A è il valore iniziale (la base), B quello finale. Risultato positivo = aumento, negativo = diminuzione. Esempio: bolletta da 90 a 108 € → (108 − 90) ÷ 90 × 100 = +20%.
| Se un valore scende del… | Per recuperare serve |
|---|---|
| −10% | +11,1% |
| −20% | +25% |
| −25% | +33,3% |
| −50% | +100% |
| −75% | +300% |
Quando si confrontano due percentuali (tassi, quote, sondaggi) la differenza assoluta si misura in punti percentuali. Se un mutuo passa dal 4% al 5% è salito di 1 punto, ma in termini relativi è cresciuto del 25%: la rata di interessi aumenta di un quarto.

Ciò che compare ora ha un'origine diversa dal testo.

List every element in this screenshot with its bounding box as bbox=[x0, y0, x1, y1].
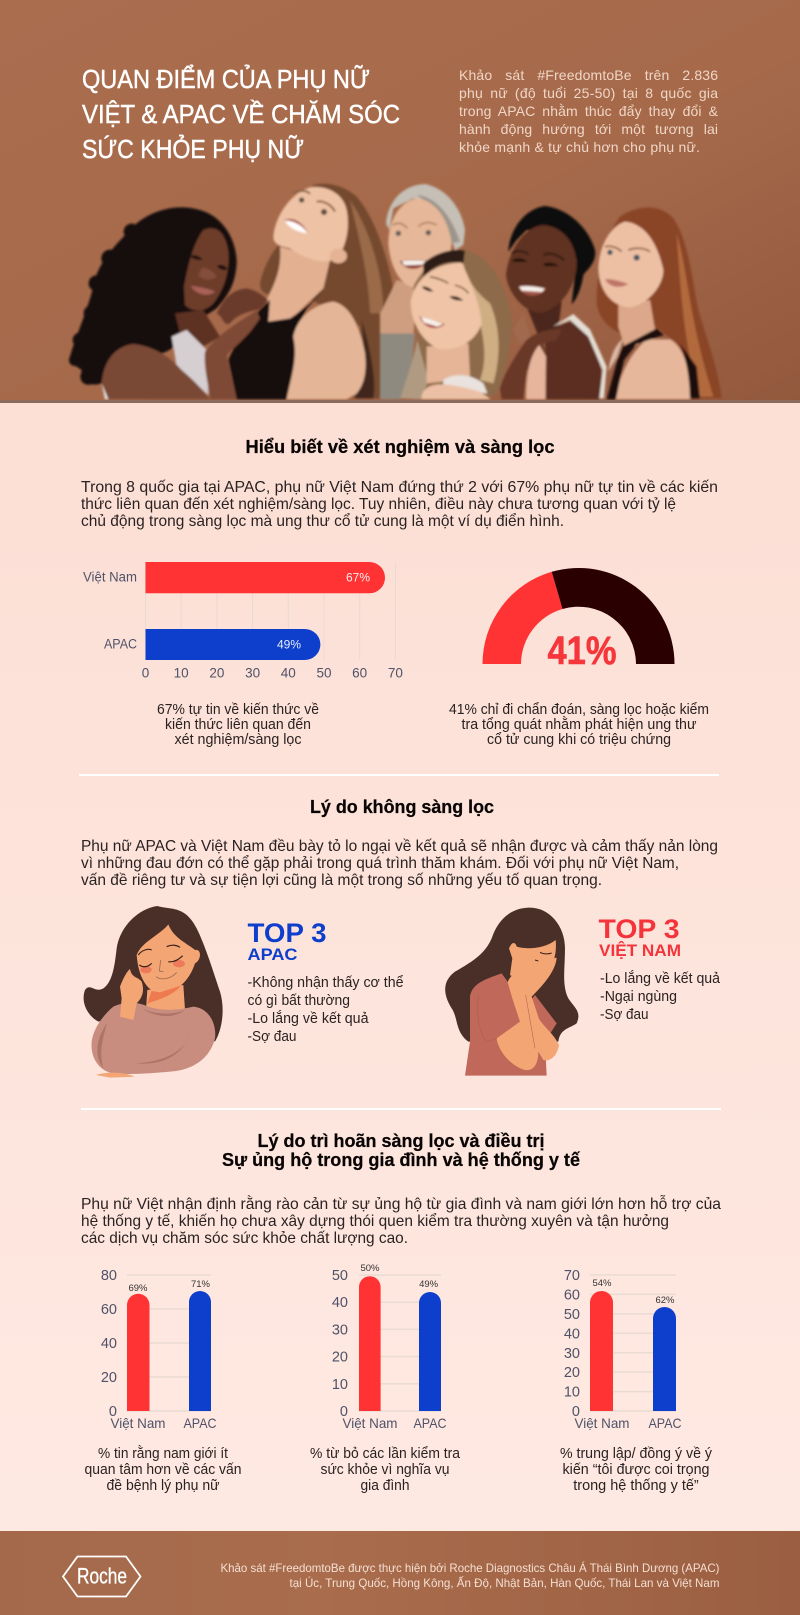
Roche logo: Roche bbox=[77, 1564, 127, 1588]
bar: Việt Nam 69% bbox=[127, 1294, 150, 1411]
horizontal bar chart: Việt Nam bbox=[83, 570, 137, 584]
bar: Việt Nam 67% bbox=[146, 562, 385, 593]
title: QUAN ĐIỂM CỦA PHỤ NỮ bbox=[82, 63, 370, 94]
column chart 1: 69% bbox=[128, 1283, 148, 1294]
survey description: trong APAC nhằm thúc đẩy thay đổi & bbox=[459, 103, 719, 119]
chart 3 caption: % trung lập/ đồng ý về ý bbox=[560, 1446, 713, 1462]
woman C hair bbox=[386, 184, 465, 250]
label: top 3 Việt Nam bbox=[598, 914, 681, 960]
horizontal bar chart: 49% bbox=[277, 638, 301, 652]
horizontal bar chart: 50 bbox=[316, 666, 332, 680]
woman A neck bbox=[175, 310, 220, 347]
heading: Lý do trì hoãn sàng lọc và điều trị bbox=[258, 1130, 544, 1151]
intro text: các dịch vụ chăm sóc sức khỏe chất lượng cao. bbox=[81, 1230, 408, 1247]
column chart 3: 40 bbox=[564, 1326, 580, 1342]
bar: APAC 71% bbox=[189, 1291, 211, 1411]
horizontal bar chart: 67% bbox=[346, 570, 370, 584]
woman B top bbox=[228, 288, 325, 399]
column chart 2: 50 bbox=[332, 1268, 348, 1284]
column chart 3: 62% bbox=[655, 1295, 675, 1306]
list: top 3 APAC reasons: -Lo lắng về kết quả bbox=[248, 1010, 369, 1027]
header bottom band bbox=[0, 400, 800, 403]
list: top 3 Việt Nam reasons bbox=[600, 970, 720, 1023]
Roche logo bbox=[63, 1556, 140, 1596]
chart 3 caption bbox=[560, 1446, 713, 1494]
column chart 1: Việt Nam bbox=[110, 1415, 166, 1431]
intro text bbox=[81, 479, 718, 530]
woman F neck bbox=[618, 300, 655, 353]
woman C neck and shirt bbox=[380, 280, 417, 337]
column chart 3: 30 bbox=[564, 1346, 580, 1362]
woman A face bbox=[184, 228, 229, 310]
survey description: khỏe mạnh & tự chủ hơn cho phụ nữ. bbox=[459, 139, 700, 155]
column chart 2: 10 bbox=[332, 1377, 348, 1393]
horizontal bar chart: 70 bbox=[388, 666, 403, 680]
intro text bbox=[81, 838, 718, 889]
woman E white strap bbox=[553, 314, 607, 398]
list: top 3 Việt Nam reasons: -Lo lắng về kết quả bbox=[600, 970, 720, 987]
panel: reasons for not screening bbox=[81, 796, 720, 1078]
illustration: woman covering her face bbox=[445, 908, 578, 1076]
column chart 1: 71% bbox=[191, 1279, 211, 1290]
horizontal bar chart: 0 bbox=[142, 666, 149, 680]
list: top 3 APAC reasons: -Không nhận thấy cơ thể bbox=[248, 975, 404, 991]
survey source note: tại Úc, Trung Quốc, Hồng Kông, Ấn Độ, Nhật Bản, Hàn Quốc, Thái Lan và Việt Nam bbox=[290, 1575, 720, 1590]
intro text bbox=[81, 1194, 721, 1247]
gauge caption: tra tổng quát nhằm phát hiện ung thư bbox=[462, 716, 697, 733]
column chart 3: 60 bbox=[564, 1288, 580, 1304]
label: top 3 Việt Nam: TOP 3 bbox=[598, 914, 680, 944]
panel: header bbox=[0, 0, 800, 400]
heading bbox=[222, 1130, 581, 1170]
page background bbox=[0, 400, 800, 1531]
horizontal bar chart: 30 bbox=[245, 666, 260, 680]
chart 1 caption bbox=[84, 1445, 242, 1494]
column chart 2: Việt Nam bbox=[342, 1415, 398, 1431]
woman C face bbox=[388, 198, 452, 287]
heading: Sự ủng hộ trong gia đình và hệ thống y tế bbox=[222, 1149, 581, 1170]
column chart 2: 0 bbox=[340, 1404, 348, 1420]
chart 2 caption: gia đình bbox=[360, 1478, 410, 1494]
intro text: Trong 8 quốc gia tại APAC, phụ nữ Việt Nam đứng thứ 2 với 67% phụ nữ tự tin về các kiến bbox=[81, 479, 718, 496]
woman A upper hand bbox=[217, 288, 268, 324]
woman A white top bbox=[172, 330, 208, 395]
list: top 3 Việt Nam reasons: -Sợ đau bbox=[600, 1007, 648, 1023]
column chart 3: 10 bbox=[564, 1384, 580, 1400]
woman E hair bbox=[508, 206, 595, 304]
column chart 2: APAC bbox=[414, 1415, 446, 1431]
label: top 3 APAC bbox=[248, 918, 326, 964]
woman A shoulder bbox=[102, 344, 210, 399]
survey source note: Khảo sát #FreedomtoBe được thực hiện bởi Roche Diagnostics Châu Á Thái Bình Dương (APAC) bbox=[220, 1560, 720, 1575]
intro text: Phụ nữ Việt nhận định rằng rào cản từ sự ủng hộ từ gia đình và nam giới lớn hơn hỗ trợ của bbox=[81, 1194, 721, 1213]
column chart 3: 0 bbox=[572, 1404, 580, 1420]
column chart 1: APAC bbox=[184, 1415, 216, 1431]
column chart 3: 54% bbox=[592, 1278, 612, 1289]
survey description: hành động hướng tới một tương lai bbox=[459, 121, 718, 137]
woman F body bbox=[616, 339, 690, 399]
bar chart caption: xét nghiệm/sàng lọc bbox=[174, 732, 302, 748]
chart 2 caption bbox=[310, 1446, 460, 1494]
panel: knowledge of testing and screening bbox=[81, 436, 718, 748]
horizontal bar chart bbox=[83, 562, 403, 680]
survey description bbox=[459, 67, 719, 155]
woman D hair bbox=[400, 249, 512, 399]
bar: Việt Nam 54% bbox=[590, 1291, 613, 1411]
list: top 3 APAC reasons: -Sợ đau bbox=[248, 1029, 296, 1045]
woman E face bbox=[506, 225, 577, 313]
bar chart caption: kiến thức liên quan đến bbox=[165, 717, 311, 733]
column chart 3: 20 bbox=[564, 1365, 580, 1381]
chart 2 caption: % từ bỏ các lần kiểm tra bbox=[310, 1446, 460, 1462]
label: top 3 Việt Nam: VIỆT NAM bbox=[599, 941, 681, 960]
bar: APAC 49% bbox=[146, 629, 320, 660]
intro text: vì những đau đớn có thể gặp phải trong quá trình thăm khám. Đối với phụ nữ Việt Nam, bbox=[81, 854, 679, 872]
gauge chart 41%: 41% bbox=[548, 629, 616, 673]
title bbox=[82, 63, 400, 164]
column chart 3: 70 bbox=[564, 1268, 580, 1284]
woman D neck and top bbox=[427, 343, 470, 383]
column chart 1: 80 bbox=[101, 1268, 117, 1284]
woman B face bbox=[273, 187, 348, 261]
label: top 3 APAC: APAC bbox=[248, 945, 298, 964]
bar chart caption: 67% tự tin về kiến thức về bbox=[157, 702, 319, 718]
horizontal bar chart: 10 bbox=[174, 666, 189, 680]
column chart 2: 40 bbox=[332, 1295, 348, 1311]
column chart 1 bbox=[101, 1268, 216, 1431]
horizontal bar chart: APAC bbox=[104, 636, 137, 652]
horizontal bar chart: 40 bbox=[281, 666, 296, 680]
column chart 3: APAC bbox=[648, 1415, 682, 1431]
column chart 1: 60 bbox=[101, 1302, 117, 1318]
survey description: Khảo sát #FreedomtoBe trên 2.836 bbox=[459, 67, 718, 83]
illustration: thoughtful woman bbox=[84, 906, 223, 1078]
woman B hair bbox=[260, 184, 395, 398]
column chart 1: 20 bbox=[101, 1370, 117, 1386]
column chart 3: Việt Nam bbox=[574, 1415, 630, 1431]
column chart 1: 0 bbox=[109, 1404, 117, 1420]
gauge caption: 41% chỉ đi chẩn đoán, sàng lọc hoặc kiểm bbox=[449, 702, 709, 718]
bar: APAC 49% bbox=[419, 1292, 441, 1411]
column chart 2: 49% bbox=[419, 1279, 439, 1290]
list: top 3 Việt Nam reasons: -Ngại ngùng bbox=[600, 989, 677, 1005]
column chart 2: 30 bbox=[332, 1322, 348, 1338]
list: top 3 APAC reasons: có gì bất thường bbox=[248, 993, 350, 1009]
panel: reasons for delaying screening and treatment bbox=[81, 1130, 721, 1494]
bar chart caption bbox=[157, 702, 319, 748]
chart 1 caption: quan tâm hơn về các vấn bbox=[84, 1462, 242, 1478]
column chart 2: 20 bbox=[332, 1350, 348, 1366]
panel: footer bbox=[0, 1531, 800, 1615]
list: top 3 APAC reasons bbox=[248, 975, 404, 1045]
label: top 3 APAC: TOP 3 bbox=[248, 918, 326, 948]
photo: six women bbox=[69, 184, 722, 399]
title: SỨC KHỎE PHỤ NỮ bbox=[82, 133, 304, 164]
intro text: hệ thống y tế, khiến họ chưa xây dựng thói quen kiểm tra thường xuyên và tận hưởng bbox=[81, 1212, 669, 1230]
woman A arm and hand bbox=[205, 311, 260, 399]
column chart 3 bbox=[564, 1268, 682, 1431]
survey description: phụ nữ (độ tuổi 25-50) tại 8 quốc gia bbox=[459, 85, 718, 101]
bar: APAC 62% bbox=[653, 1307, 676, 1411]
column chart 3: 50 bbox=[564, 1307, 580, 1323]
column chart 2: 50% bbox=[360, 1263, 380, 1274]
woman D face bbox=[411, 263, 482, 349]
gauge caption bbox=[449, 702, 709, 748]
woman A hair bbox=[70, 207, 237, 385]
title: VIỆT & APAC VỀ CHĂM SÓC bbox=[82, 99, 400, 129]
gauge caption: cổ tử cung khi có triệu chứng bbox=[487, 732, 671, 748]
intro text: vấn đề riêng tư và sự tiện lợi cũng là một trong số những yếu tố quan trọng. bbox=[81, 872, 602, 889]
woman B neck bbox=[267, 247, 330, 323]
heading: Lý do không sàng lọc bbox=[310, 796, 494, 817]
chart 2 caption: sức khỏe vì nghĩa vụ bbox=[320, 1462, 450, 1478]
heading: Hiểu biết về xét nghiệm và sàng lọc bbox=[246, 436, 554, 457]
bar: Việt Nam 50% bbox=[359, 1276, 381, 1411]
intro text: chủ động trong sàng lọc mà ung thư cổ tử cung là một ví dụ điển hình. bbox=[81, 512, 564, 530]
chart 3 caption: trong hệ thống y tế” bbox=[573, 1478, 699, 1494]
woman F face bbox=[598, 222, 663, 307]
woman E body bbox=[527, 302, 562, 340]
intro text: Phụ nữ APAC và Việt Nam đều bày tỏ lo ngại về kết quả sẽ nhận được và cảm thấy nản lòng bbox=[81, 838, 718, 855]
chart 1 caption: % tin rằng nam giới ít bbox=[98, 1445, 228, 1462]
woman B arm bbox=[287, 302, 366, 399]
woman E hands bbox=[513, 313, 530, 344]
chart 1 caption: đề bệnh lý phụ nữ bbox=[106, 1478, 220, 1494]
horizontal bar chart: 20 bbox=[209, 666, 224, 680]
woman F hair bbox=[597, 207, 722, 398]
intro text: thức liên quan đến xét nghiệm/sàng lọc. Tuy nhiên, điều này chưa tương quan với tỷ lệ bbox=[81, 496, 676, 513]
gauge chart 41% bbox=[482, 568, 675, 673]
horizontal bar chart: 60 bbox=[352, 666, 367, 680]
column chart 2 bbox=[332, 1263, 446, 1431]
survey source note bbox=[220, 1560, 720, 1590]
chart 3 caption: kiến “tôi được coi trọng bbox=[562, 1462, 710, 1478]
column chart 1: 40 bbox=[101, 1336, 117, 1352]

Formula: (valore finale − valore iniziale) ÷ valore iniziale × 100. Se il risultato è positivo è un aumento, se negativo una diminuzione.
Perché la base cambia: 100 → 120 (+20%), poi −20% di 120 = 24, quindi 96. Per annullare un +20% serve un −16,67%.
La variazione percentuale è relativa al valore di partenza; i punti percentuali misurano la differenza assoluta tra due percentuali. Dal 4% al 5%: +1 punto percentuale, ma +25% in termini relativi.
Sottrai il prezzo vecchio dal nuovo, dividi per il vecchio e moltiplica per 100. Bolletta da 90 a 108 €: (108 − 90) ÷ 90 × 100 = +20%.